When the widget is embedded on a page, it fetches community defaults from GET /communities and applies them automatically. Embedders can still override any field via setConfig() in JavaScript; see the Widget Deployment Guide.
If widget is omitted, the widget falls back to generic defaults (title = community name, placeholder = "Ask a question...", platform blue theme, brain icon).
enable_page_context¶
When true (default), the assistant includes a fetch_current_page tool that retrieves content from the web page where the widget is embedded. This allows the assistant to provide contextually relevant answers based on what the user is currently reading.
Set to false if the assistant will only be used via CLI or API (not embedded in a web page).
links¶
External links for the community, exposed via the /communities API endpoint. Only populated links are included in the response.
| Field | Type | Required | Default | Description |
|---|---|---|---|---|
homepage | URL | No | null | Primary community website |
documentation | URL | No | null | Documentation or tutorials URL |
repository | URL | No | null | Source code repository (GitHub org or repo) |
demo | URL | No | null | Live demo page URL |
links:
homepage: https://www.fieldtriptoolbox.org
documentation: https://www.fieldtriptoolbox.org/tutorial/
repository: https://github.com/fieldtrip/fieldtrip
demo: https://demo.osc.earth/fieldtrip
All fields are optional.
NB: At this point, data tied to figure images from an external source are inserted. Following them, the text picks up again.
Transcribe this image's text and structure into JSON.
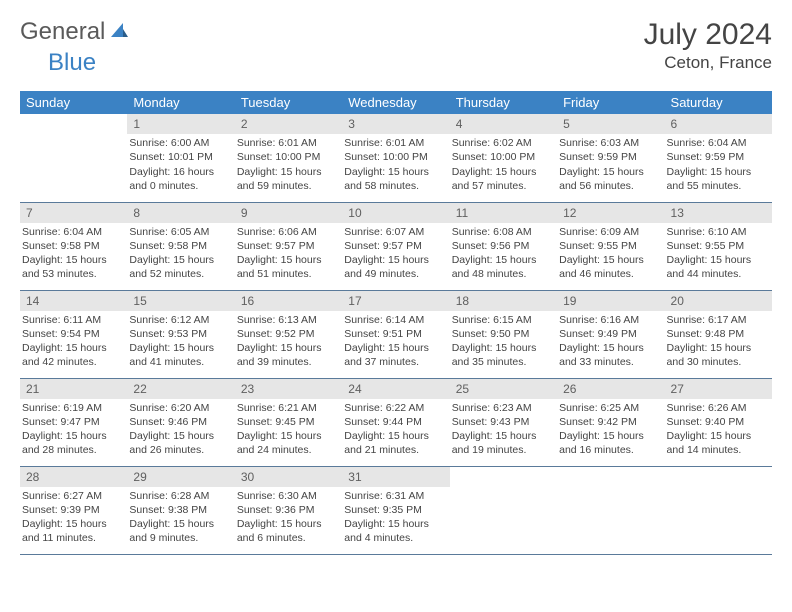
{
  "logo": {
    "word1": "General",
    "word2": "Blue"
  },
  "title": "July 2024",
  "location": "Ceton, France",
  "colors": {
    "header_bg": "#3b82c4",
    "header_fg": "#ffffff",
    "daynum_bg": "#e6e6e6",
    "daynum_fg": "#606060",
    "row_border": "#5a7a9a",
    "text": "#444444",
    "logo_gray": "#5a5a5a",
    "logo_blue": "#3b82c4"
  },
  "weekdays": [
    "Sunday",
    "Monday",
    "Tuesday",
    "Wednesday",
    "Thursday",
    "Friday",
    "Saturday"
  ],
  "weeks": [
    [
      null,
      {
        "n": "1",
        "sr": "Sunrise: 6:00 AM",
        "ss": "Sunset: 10:01 PM",
        "d1": "Daylight: 16 hours",
        "d2": "and 0 minutes."
      },
      {
        "n": "2",
        "sr": "Sunrise: 6:01 AM",
        "ss": "Sunset: 10:00 PM",
        "d1": "Daylight: 15 hours",
        "d2": "and 59 minutes."
      },
      {
        "n": "3",
        "sr": "Sunrise: 6:01 AM",
        "ss": "Sunset: 10:00 PM",
        "d1": "Daylight: 15 hours",
        "d2": "and 58 minutes."
      },
      {
        "n": "4",
        "sr": "Sunrise: 6:02 AM",
        "ss": "Sunset: 10:00 PM",
        "d1": "Daylight: 15 hours",
        "d2": "and 57 minutes."
      },
      {
        "n": "5",
        "sr": "Sunrise: 6:03 AM",
        "ss": "Sunset: 9:59 PM",
        "d1": "Daylight: 15 hours",
        "d2": "and 56 minutes."
      },
      {
        "n": "6",
        "sr": "Sunrise: 6:04 AM",
        "ss": "Sunset: 9:59 PM",
        "d1": "Daylight: 15 hours",
        "d2": "and 55 minutes."
      }
    ],
    [
      {
        "n": "7",
        "sr": "Sunrise: 6:04 AM",
        "ss": "Sunset: 9:58 PM",
        "d1": "Daylight: 15 hours",
        "d2": "and 53 minutes."
      },
      {
        "n": "8",
        "sr": "Sunrise: 6:05 AM",
        "ss": "Sunset: 9:58 PM",
        "d1": "Daylight: 15 hours",
        "d2": "and 52 minutes."
      },
      {
        "n": "9",
        "sr": "Sunrise: 6:06 AM",
        "ss": "Sunset: 9:57 PM",
        "d1": "Daylight: 15 hours",
        "d2": "and 51 minutes."
      },
      {
        "n": "10",
        "sr": "Sunrise: 6:07 AM",
        "ss": "Sunset: 9:57 PM",
        "d1": "Daylight: 15 hours",
        "d2": "and 49 minutes."
      },
      {
        "n": "11",
        "sr": "Sunrise: 6:08 AM",
        "ss": "Sunset: 9:56 PM",
        "d1": "Daylight: 15 hours",
        "d2": "and 48 minutes."
      },
      {
        "n": "12",
        "sr": "Sunrise: 6:09 AM",
        "ss": "Sunset: 9:55 PM",
        "d1": "Daylight: 15 hours",
        "d2": "and 46 minutes."
      },
      {
        "n": "13",
        "sr": "Sunrise: 6:10 AM",
        "ss": "Sunset: 9:55 PM",
        "d1": "Daylight: 15 hours",
        "d2": "and 44 minutes."
      }
    ],
    [
      {
        "n": "14",
        "sr": "Sunrise: 6:11 AM",
        "ss": "Sunset: 9:54 PM",
        "d1": "Daylight: 15 hours",
        "d2": "and 42 minutes."
      },
      {
        "n": "15",
        "sr": "Sunrise: 6:12 AM",
        "ss": "Sunset: 9:53 PM",
        "d1": "Daylight: 15 hours",
        "d2": "and 41 minutes."
      },
      {
        "n": "16",
        "sr": "Sunrise: 6:13 AM",
        "ss": "Sunset: 9:52 PM",
        "d1": "Daylight: 15 hours",
        "d2": "and 39 minutes."
      },
      {
        "n": "17",
        "sr": "Sunrise: 6:14 AM",
        "ss": "Sunset: 9:51 PM",
        "d1": "Daylight: 15 hours",
        "d2": "and 37 minutes."
      },
      {
        "n": "18",
        "sr": "Sunrise: 6:15 AM",
        "ss": "Sunset: 9:50 PM",
        "d1": "Daylight: 15 hours",
        "d2": "and 35 minutes."
      },
      {
        "n": "19",
        "sr": "Sunrise: 6:16 AM",
        "ss": "Sunset: 9:49 PM",
        "d1": "Daylight: 15 hours",
        "d2": "and 33 minutes."
      },
      {
        "n": "20",
        "sr": "Sunrise: 6:17 AM",
        "ss": "Sunset: 9:48 PM",
        "d1": "Daylight: 15 hours",
        "d2": "and 30 minutes."
      }
    ],
    [
      {
        "n": "21",
        "sr": "Sunrise: 6:19 AM",
        "ss": "Sunset: 9:47 PM",
        "d1": "Daylight: 15 hours",
        "d2": "and 28 minutes."
      },
      {
        "n": "22",
        "sr": "Sunrise: 6:20 AM",
        "ss": "Sunset: 9:46 PM",
        "d1": "Daylight: 15 hours",
        "d2": "and 26 minutes."
      },
      {
        "n": "23",
        "sr": "Sunrise: 6:21 AM",
        "ss": "Sunset: 9:45 PM",
        "d1": "Daylight: 15 hours",
        "d2": "and 24 minutes."
      },
      {
        "n": "24",
        "sr": "Sunrise: 6:22 AM",
        "ss": "Sunset: 9:44 PM",
        "d1": "Daylight: 15 hours",
        "d2": "and 21 minutes."
      },
      {
        "n": "25",
        "sr": "Sunrise: 6:23 AM",
        "ss": "Sunset: 9:43 PM",
        "d1": "Daylight: 15 hours",
        "d2": "and 19 minutes."
      },
      {
        "n": "26",
        "sr": "Sunrise: 6:25 AM",
        "ss": "Sunset: 9:42 PM",
        "d1": "Daylight: 15 hours",
        "d2": "and 16 minutes."
      },
      {
        "n": "27",
        "sr": "Sunrise: 6:26 AM",
        "ss": "Sunset: 9:40 PM",
        "d1": "Daylight: 15 hours",
        "d2": "and 14 minutes."
      }
    ],
    [
      {
        "n": "28",
        "sr": "Sunrise: 6:27 AM",
        "ss": "Sunset: 9:39 PM",
        "d1": "Daylight: 15 hours",
        "d2": "and 11 minutes."
      },
      {
        "n": "29",
        "sr": "Sunrise: 6:28 AM",
        "ss": "Sunset: 9:38 PM",
        "d1": "Daylight: 15 hours",
        "d2": "and 9 minutes."
      },
      {
        "n": "30",
        "sr": "Sunrise: 6:30 AM",
        "ss": "Sunset: 9:36 PM",
        "d1": "Daylight: 15 hours",
        "d2": "and 6 minutes."
      },
      {
        "n": "31",
        "sr": "Sunrise: 6:31 AM",
        "ss": "Sunset: 9:35 PM",
        "d1": "Daylight: 15 hours",
        "d2": "and 4 minutes."
      },
      null,
      null,
      null
    ]
  ]
}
If no links are provided, the links field is null in the API response.
Complete Example¶
id: hed
name: HED (Hierarchical Event Descriptors)
description: Event annotation standard for neuroimaging research
status: available
enable_page_context: true
system_prompt: |
You are a technical assistant specialized in HED.
...
{preloaded_docs_section}
{available_docs_section}
{page_context_section}
documentation:
- title: HED annotation semantics
url: https://www.hedtags.org/hed-resources/HedAnnotationSemantics.html
source_url: https://raw.githubusercontent.com/.../HedAnnotationSemantics.md
preload: true
category: core
description: Fundamental annotation rules
- title: Basic annotation
url: https://www.hedtags.org/hed-specification/04_Basic_annotation.html
source_url: https://raw.githubusercontent.com/.../04_Basic_annotation.md
category: specification
description: Essential guidelines for creating annotations
github:
repos:
- hed-standard/hed-specification
- hed-standard/hed-python
citations:
queries:
- HED annotation
- Hierarchical Event Descriptors
dois:
- "10.1016/j.neuroimage.2021.118766"
widget:
title: HED Assistant
theme_color: "#1a365d"
initial_message: "Hi! I'm the HED Assistant. I can help with HED annotations."
placeholder: Ask about HED...
suggested_questions:
- What is HED and how is it used?
- How do I annotate an event with HED tags?
links:
homepage: https://www.hedtags.org
documentation: https://www.hed-resources.org
repository: https://github.com/hed-standard
discourse:
- url: https://neurostars.org
tags:
- hed
extensions:
python_plugins:
- module: src.assistants.hed.tools
tools:
- validate_hed_string
- suggest_hed_tags
- get_hed_schema_versions
Validation¶
The configuration is validated using Pydantic models. Common validation errors:
| Error | Cause | Fix |
|---|---|---|
Community ID must be kebab-case | Uppercase or underscore in ID | Use lowercase with hyphens |
DocSource has preload=True but no source_url | Missing fetch URL | Add source_url field |
Repository must be in 'org/repo' format | Invalid repo format | Use organization/repository |
Invalid DOI format | Malformed DOI | Use 10.xxxx/yyyy format |
McpServer must have either 'command' or 'url' | Missing server address | Add one of the fields |
extra fields not permitted | Typo or unknown field | Check field names |
The extra="forbid" setting on all models means typos in field names will be caught as validation errors rather than silently ignored.